Since there is no basis for finding defendants Wytrykus or Webber to have been agents of defendants Life of Indiana or Quinet, the conduct of Wytrykus and Webber cannot be imputed to the other defendants to preserve plaintiff's count I contract action. While arguably demonstrating equitable estoppel as against Wytrykus and Webber, such claim is not sufficient to constitute an independent cause of action as against them. We therefore affirm summary judgment in favor of all defendants and against the plaintiff as to count I of her complaint.

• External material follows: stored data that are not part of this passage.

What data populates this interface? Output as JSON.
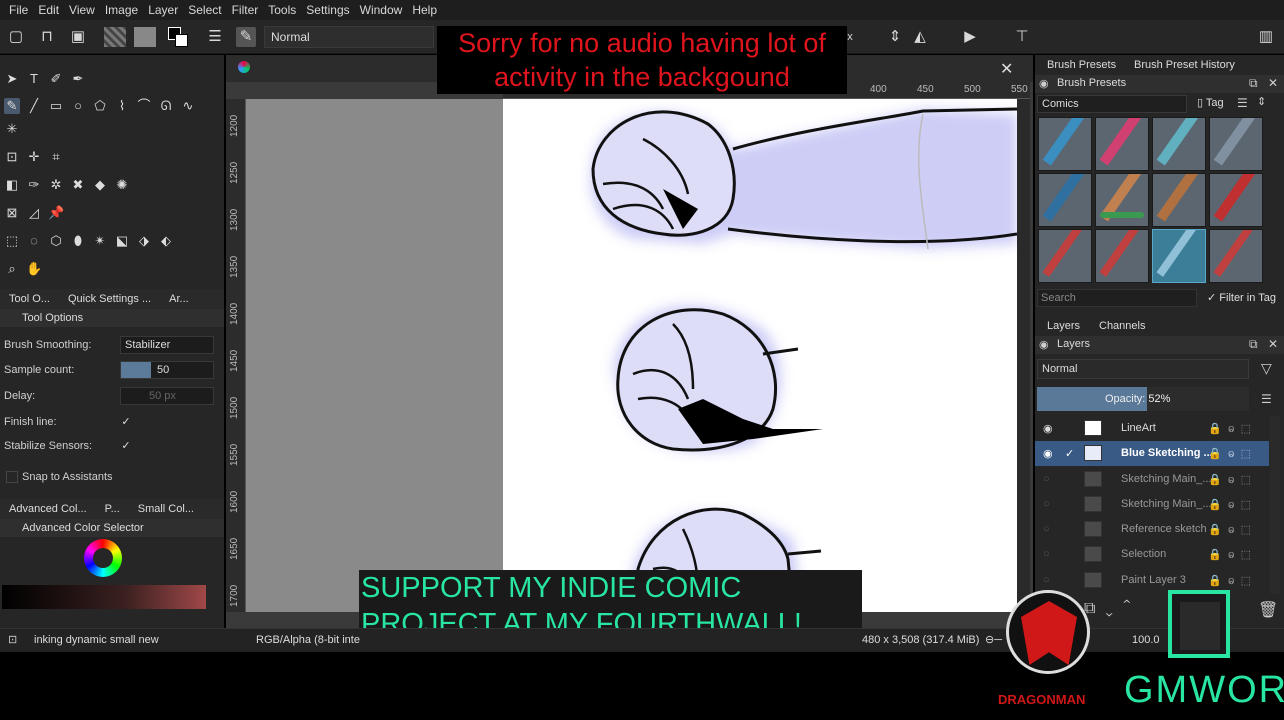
{
  "menu": [
    "File",
    "Edit",
    "View",
    "Image",
    "Layer",
    "Select",
    "Filter",
    "Tools",
    "Settings",
    "Window",
    "Help"
  ],
  "toolbar": {
    "blend_mode": "Normal",
    "x_suffix": "x"
  },
  "overlay_top": {
    "line1": "Sorry for no audio having lot of",
    "line2": "activity in the backgound"
  },
  "overlay_bottom": {
    "line1": "SUPPORT MY INDIE COMIC",
    "line2": "PROJECT AT MY FOURTHWALL!"
  },
  "left_tabs": [
    "Tool O...",
    "Quick Settings ...",
    "Ar..."
  ],
  "tool_options": {
    "title": "Tool Options",
    "brush_smoothing_label": "Brush Smoothing:",
    "brush_smoothing_value": "Stabilizer",
    "sample_count_label": "Sample count:",
    "sample_count_value": "50",
    "delay_label": "Delay:",
    "delay_value": "50 px",
    "finish_line_label": "Finish line:",
    "stabilize_label": "Stabilize Sensors:",
    "snap_label": "Snap to Assistants"
  },
  "color_tabs": [
    "Advanced Col...",
    "P...",
    "Small Col..."
  ],
  "color_selector_title": "Advanced Color Selector",
  "ruler_h": [
    "400",
    "450",
    "500",
    "550"
  ],
  "ruler_v": [
    "1200",
    "1250",
    "1300",
    "1350",
    "1400",
    "1450",
    "1500",
    "1550",
    "1600",
    "1650",
    "1700"
  ],
  "right_top_tabs": [
    "Brush Presets",
    "Brush Preset History"
  ],
  "brush_presets": {
    "title": "Brush Presets",
    "tag": "Comics",
    "tag_btn": "Tag",
    "search_placeholder": "Search",
    "filter_label": "Filter in Tag"
  },
  "layer_tabs": [
    "Layers",
    "Channels"
  ],
  "layers_panel": {
    "title": "Layers",
    "blend": "Normal",
    "opacity_label": "Opacity:",
    "opacity_value": "52%"
  },
  "layers": [
    {
      "name": "LineArt",
      "visible": true,
      "selected": false
    },
    {
      "name": "Blue Sketching ...",
      "visible": true,
      "selected": true
    },
    {
      "name": "Sketching Main_...",
      "visible": false,
      "selected": false
    },
    {
      "name": "Sketching Main_...",
      "visible": false,
      "selected": false
    },
    {
      "name": "Reference sketch",
      "visible": false,
      "selected": false
    },
    {
      "name": "Selection",
      "visible": false,
      "selected": false
    },
    {
      "name": "Paint Layer 3",
      "visible": false,
      "selected": false
    }
  ],
  "status": {
    "brush": "inking dynamic small new",
    "color_mode": "RGB/Alpha (8-bit inte",
    "size": "480 x 3,508 (317.4 MiB)",
    "zoom": "100.0"
  },
  "logos": {
    "dragonman": "DRAGONMAN",
    "gmwor": "GMWOR"
  },
  "colors": {
    "panel": "#262626",
    "selection": "#3a5a86",
    "overlay_red": "#e0141c",
    "overlay_green": "#28e6a2"
  }
}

As to count II, seeking damages from Webber upon a claim of retaliatory *1168 discharge, we find that summary judgment was not appropriate.

In general, an employment contract of indefinite duration is presumptively terminable at the will of either party. McClanahan v. Remington Freight Lines, Inc., (1988), Ind., 517 N.E.2d 390, 392. In Frampton v. Central Indiana Gas Co. (1973), 260 Ind. 249, 297 N.E.2d 425, we created an exception to the employment-at-will doctrine when an employee was discharged for filing a workmen's compensation claim. We stated that when an employee is discharged solely for exercising the statutorily conferred right, an exception to the general rule is recognized, and a cause of action exists in the employee as a result of the retaliatory discharge. Id. at 253, 297 N.E.2d at 428. See also Romack v. Public Service Co. of Indiana (1987), Ind., 511 N.E.2d 1024 (recognizing retaliatory discharge claim of fired nuclear plant security manager who had been engaged on the promise of specific job security), and McClanahan, 517 N.E.2d 390 (recognizing wrongful discharge claim of employee fired for refusing to drive an overweight truck over public highways, an illegal act for which he could incur personal penal sanctions).

Pepkowski was hired by Webber in September 1985 and was injured in October 1985 while on her lunch hour. In April 1986, she filed her application for workmen's compensation, naming Webber as defendant. Pepkowski was discharged from her employment in October 1986; Webber cited a reduction in force and a lack of business as reasons for her discharge. However, Wytrykus testified in his deposition that Webber's mortgage loan business during the time Pepkowski was discharged was "very good" and that business was better in 1986 than in 1985.

We conclude that Webber has failed its burden of proving an absence of a genuine issue of material fact with regard to the reasons for Pepkowski's discharge.

We affirm the granting of the motion for summary judgment filed on behalf of defendants Life of Indiana and Quinet. With respect to the summary judgment motion filed on behalf of defendants Webber and Wytrykus, we affirm summary judgment as to count I and reverse as to count II. This cause is remanded to the trial court for further proceedings not inconsistent with this opinion.

SHEPARD, C.J., and DeBRULER, GIVAN and PIVARNIK, JJ., concur.